The tango — the dance form, its music, and its lyrics — presents us with a mystery in one of its several social worlds: the milonga, or dances held in downtown Buenos Aires tango clubs. In the traditional milonga pesada (or “heavy” milonga), distinguished by its well-established codes, dancers cling together in the uniquely intimate tango embrace. Incongruously, the milonga codes of etiquette dictate that these same dancers remain anonymous, often dancing together for years without knowing each other’s names. The codes and the punishment for their violation push dancers apart, restricting the exchange of personal information, while the dance form itself is physically intimate. Milongueros value both the intimacy and the anonymity. Perplexed habitués and newcomers alike shake their heads over codes that seem arbitrary and enigmatic, even to the most experienced. Based on my 20 years of dance and shared opinions with fellow dancers and students, I propose a view of the milonga as aesthetic creation: these clubs offer a mise-en-scène that reflects central dissonances shared with broader aspects of Argentine popular culture: Argentina’s soi-disant grotesque, the grotesco criollo, a theatre genre associated with the dramatic economic crises and failures that have haunted Argentine history. The mysterious tensions of the milonga offer an arena for the enactment of behavioral patterns by dancers who are drawn to the grotesque in a society that is both violent and violated.

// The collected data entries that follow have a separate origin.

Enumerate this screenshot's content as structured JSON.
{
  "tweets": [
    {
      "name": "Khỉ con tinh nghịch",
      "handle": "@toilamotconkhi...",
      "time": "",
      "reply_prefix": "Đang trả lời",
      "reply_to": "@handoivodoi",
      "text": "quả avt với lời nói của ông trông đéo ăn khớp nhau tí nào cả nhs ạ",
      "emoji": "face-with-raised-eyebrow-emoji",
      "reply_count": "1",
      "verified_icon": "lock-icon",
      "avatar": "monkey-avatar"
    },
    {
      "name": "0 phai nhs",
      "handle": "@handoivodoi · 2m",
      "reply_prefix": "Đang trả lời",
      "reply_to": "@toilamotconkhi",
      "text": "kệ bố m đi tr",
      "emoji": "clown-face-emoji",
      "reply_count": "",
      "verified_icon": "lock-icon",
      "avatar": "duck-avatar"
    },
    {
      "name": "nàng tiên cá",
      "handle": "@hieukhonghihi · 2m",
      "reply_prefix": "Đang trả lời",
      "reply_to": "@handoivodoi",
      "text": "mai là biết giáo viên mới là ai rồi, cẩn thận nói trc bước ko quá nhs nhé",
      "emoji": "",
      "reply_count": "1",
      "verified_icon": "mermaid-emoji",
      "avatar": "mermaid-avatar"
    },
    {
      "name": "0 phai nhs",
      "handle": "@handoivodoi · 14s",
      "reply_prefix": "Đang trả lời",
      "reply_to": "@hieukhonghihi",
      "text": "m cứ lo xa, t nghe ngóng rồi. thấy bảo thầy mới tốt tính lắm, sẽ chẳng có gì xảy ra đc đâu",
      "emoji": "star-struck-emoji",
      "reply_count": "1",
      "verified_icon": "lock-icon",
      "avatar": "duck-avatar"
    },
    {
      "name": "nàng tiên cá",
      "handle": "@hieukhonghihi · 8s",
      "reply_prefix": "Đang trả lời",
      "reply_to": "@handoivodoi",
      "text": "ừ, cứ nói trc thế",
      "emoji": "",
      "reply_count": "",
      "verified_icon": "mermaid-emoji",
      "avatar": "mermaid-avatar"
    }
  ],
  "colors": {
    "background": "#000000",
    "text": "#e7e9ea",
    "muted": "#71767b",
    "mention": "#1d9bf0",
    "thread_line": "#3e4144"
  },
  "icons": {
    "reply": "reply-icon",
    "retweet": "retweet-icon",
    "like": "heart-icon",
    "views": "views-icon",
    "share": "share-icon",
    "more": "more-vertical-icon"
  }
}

As aesthetic creations, the social gatherings of the milongas, like grotesque artistic genres in Argentina and other cultures, enact incongruities that give them the potential for elaborating the inherently dissonant experience of violence or trauma (see Stafford [1993] 1997; Viñas [1973] 1997). Precisely because traumatic violence is outside the realm of socially validated reality, those who experience violence feel it to be profoundly incongruent with their everyday reality and often cannot speak about it. Thus, deep involvement with the incongruity of grotesques in theatre and cinema in Argentina and elsewhere affords an opportunity to communicate about experiences that otherwise have no expression (see Herman [1992] 1997; Stafford [1993] 1997:276; Russo 1994; Taylor 1998, 2001).

Here in the milongas, then, I portray dancers as victims of violence and crises that defy comprehension. Through their dancing they seek elusive competence and control, or, failing that, comfort and belonging, summed up in the word often repeated in milongas: contención, nurturing or belonging. Dancers in the milonga feel some of the exuberance of Bakhtin’s famous vision of medieval grotesques ([1965] 1984). But they also reveal the pain and disorientation of the excluded, the other face of grotesqueries. The milonga and the social event in which the tango dancers participate is an opportunity for people to inhabit the dissonances in their lives.

While attempting to define the Argentine grotesque theatre, a director responded in conversation: “Ah, yes, the grotesque. A collision” (Rosenbaum 2009; see also Rosenbaum 2010). Grotesques in the broader sense by definition startle, disconcert, distract, and even shock with their internal dissonances, at the same time that they collide with mainstream, harmonious structures (see Bakhtin [1965] 1984; Harpham 1982; Russo 1994; Stafford [1993] 1997). One of the distortions of the grotesque is that it is not related to difference, but to excess: a grotesque exceeds the norm or exaggerates out of all proportion. Carnival celebrations in Western traditions — of which many tangos sing — are commonly discussed in relation to the grotesque, with their caricature masks and mystery as people take to the streets in disguise to turn social hierarchies upside down. Other characteristics typical of the grotesque point to the simultaneity of laughter and weeping, or to hybridity, such as the figures made famous by Raphael’s controversial decorations of the Vatican in the early 16th century. In Argentina, it is often said that great grotesques in US culture are Chaplin and the Simpsons.